In vivo single-cell mosaic labeling to visualize retinal neurons

Preparatory steps:

1. Prepare DNA plasmids to label specific cell types using a reporter protein (e.g. green fluorescent protein (GFP)) expressed under the control of cell-specific promotors. In this study, different constructs were utilized to label distinct retinal neurons in the developing zebrafish embryo (Ahmed et al., 2022). 
   Note: To obtain better results, purify DNA plasmids using a DNA purification kit like QIAprep Spin Miniprep Kit (27104, QIAGEN) or by ethanol precipitation (Green and Sambrook, 2016).
2. Dilute the DNA plasmid in sterile water to a concentration of 10-20 ng/μL and store in -20°C.
3. Set crosses of the desired genetic background one day before injection.

DNA injections:

1. Backfill a pulled glass capillary needle with the diluted DNA construct and connect it to a microinjector apparatus (Narshige IM-300).
2. Gently tap the tip of the needle with forceps to dispense the DNA solution.
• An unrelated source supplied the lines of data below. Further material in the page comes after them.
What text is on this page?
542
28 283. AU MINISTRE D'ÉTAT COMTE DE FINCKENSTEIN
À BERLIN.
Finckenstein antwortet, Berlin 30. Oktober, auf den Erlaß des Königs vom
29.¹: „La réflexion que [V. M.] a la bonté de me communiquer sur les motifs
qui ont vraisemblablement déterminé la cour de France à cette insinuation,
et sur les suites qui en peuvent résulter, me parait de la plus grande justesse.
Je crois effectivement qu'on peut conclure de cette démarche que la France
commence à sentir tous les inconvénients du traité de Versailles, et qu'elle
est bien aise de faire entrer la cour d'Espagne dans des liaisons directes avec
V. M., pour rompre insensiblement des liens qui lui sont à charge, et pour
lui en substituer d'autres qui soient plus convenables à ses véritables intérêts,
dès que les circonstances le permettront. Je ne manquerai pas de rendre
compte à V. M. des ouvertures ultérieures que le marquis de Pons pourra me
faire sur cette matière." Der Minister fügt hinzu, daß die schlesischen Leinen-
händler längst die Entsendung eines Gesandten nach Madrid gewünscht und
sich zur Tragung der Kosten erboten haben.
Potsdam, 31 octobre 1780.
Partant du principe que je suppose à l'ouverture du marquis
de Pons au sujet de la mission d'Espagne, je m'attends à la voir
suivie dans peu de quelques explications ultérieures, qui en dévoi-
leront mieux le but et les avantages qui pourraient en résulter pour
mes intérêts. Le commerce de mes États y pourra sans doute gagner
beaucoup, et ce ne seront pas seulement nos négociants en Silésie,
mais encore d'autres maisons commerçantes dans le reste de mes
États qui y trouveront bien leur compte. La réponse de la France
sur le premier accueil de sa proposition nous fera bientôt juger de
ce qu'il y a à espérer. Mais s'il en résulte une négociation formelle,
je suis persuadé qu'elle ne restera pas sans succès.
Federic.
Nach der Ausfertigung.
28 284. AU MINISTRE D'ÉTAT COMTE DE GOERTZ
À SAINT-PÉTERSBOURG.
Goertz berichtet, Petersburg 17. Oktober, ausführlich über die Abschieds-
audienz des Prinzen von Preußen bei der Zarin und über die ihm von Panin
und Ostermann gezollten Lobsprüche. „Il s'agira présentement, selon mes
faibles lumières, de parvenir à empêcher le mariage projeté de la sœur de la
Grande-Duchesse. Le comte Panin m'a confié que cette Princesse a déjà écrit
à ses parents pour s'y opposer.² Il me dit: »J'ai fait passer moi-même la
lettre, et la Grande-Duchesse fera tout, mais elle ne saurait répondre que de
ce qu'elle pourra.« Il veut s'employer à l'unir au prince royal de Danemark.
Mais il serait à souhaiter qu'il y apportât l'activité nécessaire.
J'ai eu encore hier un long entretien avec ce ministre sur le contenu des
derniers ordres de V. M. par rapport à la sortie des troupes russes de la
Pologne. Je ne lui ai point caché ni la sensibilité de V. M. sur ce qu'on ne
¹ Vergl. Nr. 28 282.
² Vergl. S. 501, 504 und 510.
Set injection pressure to 30 psi and injection time between 50-100 msec. Ideally, the injected volume should not exceed 10% of the total egg volume (Rosen et al., 2009).
3. Start the crosses and collect embryos in E3 embryo rearing medium (5 mM NaCl, 0.17 mM KCl, 0.33 mM CaCl2, 0.33 mM MgSO4) containing 0.01% methylene blue to prevent fungal growth.
4. Align the embryos in silicone-molded dishes with a horizontal groove; the groove should have enough E3 medium to prevent drying.
5. Inject the embryos into the cell of one-cell-stage embryos to obtain the best results.

Imaging:

1. Allow embryos to develop till the desired developmental stage in E3 medium on a 14:10 hr light:dark cycle at 28°C. Add 1-phenyl-2-thiouera (PTU) after 10 hpf to a final concentration of 0.003% to prevent pigmentation.
   Note: To image embryos younger than 2 dpf, dechlorinate embryos prior to imaging.
2. Select embryos with a strong fluorescent signal under the stereomicroscope. Then, transfer embryos to a dish containing E3 medium with 0.003% PTU and 0.02% tricaine (3-amino benzoic acid ethyl ester) to anesthetize the embryos.
   Note: To visualize retinal landmarks, embryos can be incubated for 1 hour prior to imaging in a GFP-counterstain like CellTrace BODIPY TR Methyl Ester (C34556, Thermo Fisher Scientific).
3. To perform live imaging, use an upright confocal microscope (e.g.: Zeiss LSM 710) with a 20x or 40x water immersion objective. To mount the embryos with a positive signal, prepare a custom-made plastic stage with vertical grooves. Stick the plastic stage to the bottom of a 35 mm dish (see supplementary information, (Mochizuki et al., 2017)).
4. Prepare 1% low-melting agarose, heat at 65°C for 30 min till it becomes liquid, then keep it incubated at 39°C for embryo mounting. To do that, place one drop of agarose on one groove, then transfer the embryo on the agarose drop and orient it laterally with the yolk sac inside the groove so that the eye faces the objective lens.
5. After the agarose solidifies, cover the embryos with enough E3 medium containing PTU and tricaine to prevent drying throughout the imaging session. 
   Note: For overnight imaging, overlay the medium with a thin layer of mineral oil to prevent evaporation and minimize embryotoxicity.
6. Obtain confocal z-stack images under optimal conditions and perform 3D rendering of images using image analysis software like ImageJ (NIH, v2.1.0/1.53 C) or Imaris (Bitplane, v9.1.2).

Representative images:

References: 

AHMED, M., KOJIMA, Y. & MASAI, I. 2022. Strip1 regulates retinal ganglion cell survival by suppressing Jun-mediated apoptosis to promote retinal neural circuit formation. eLife, 11, e74650.

GREEN, M. R. & SAMBROOK, J. 2016. Precipitation of DNA with Ethanol. Cold Spring Harb Protoc, 2016.

MOCHIZUKI, T., LUO, Y. J., TSAI, H. F., HAGIWARA, A. & MASAI, I. 2017. Cell division and cadherin-mediated adhesion regulate lens epithelial cell movement in zebrafish. Development, 144, 708-719.

ROSEN, J. N., SWEENEY, M. F. & MABLY, J. D. 2009. Microinjection of zebrafish embryos to analyze gene function. J Vis Exp.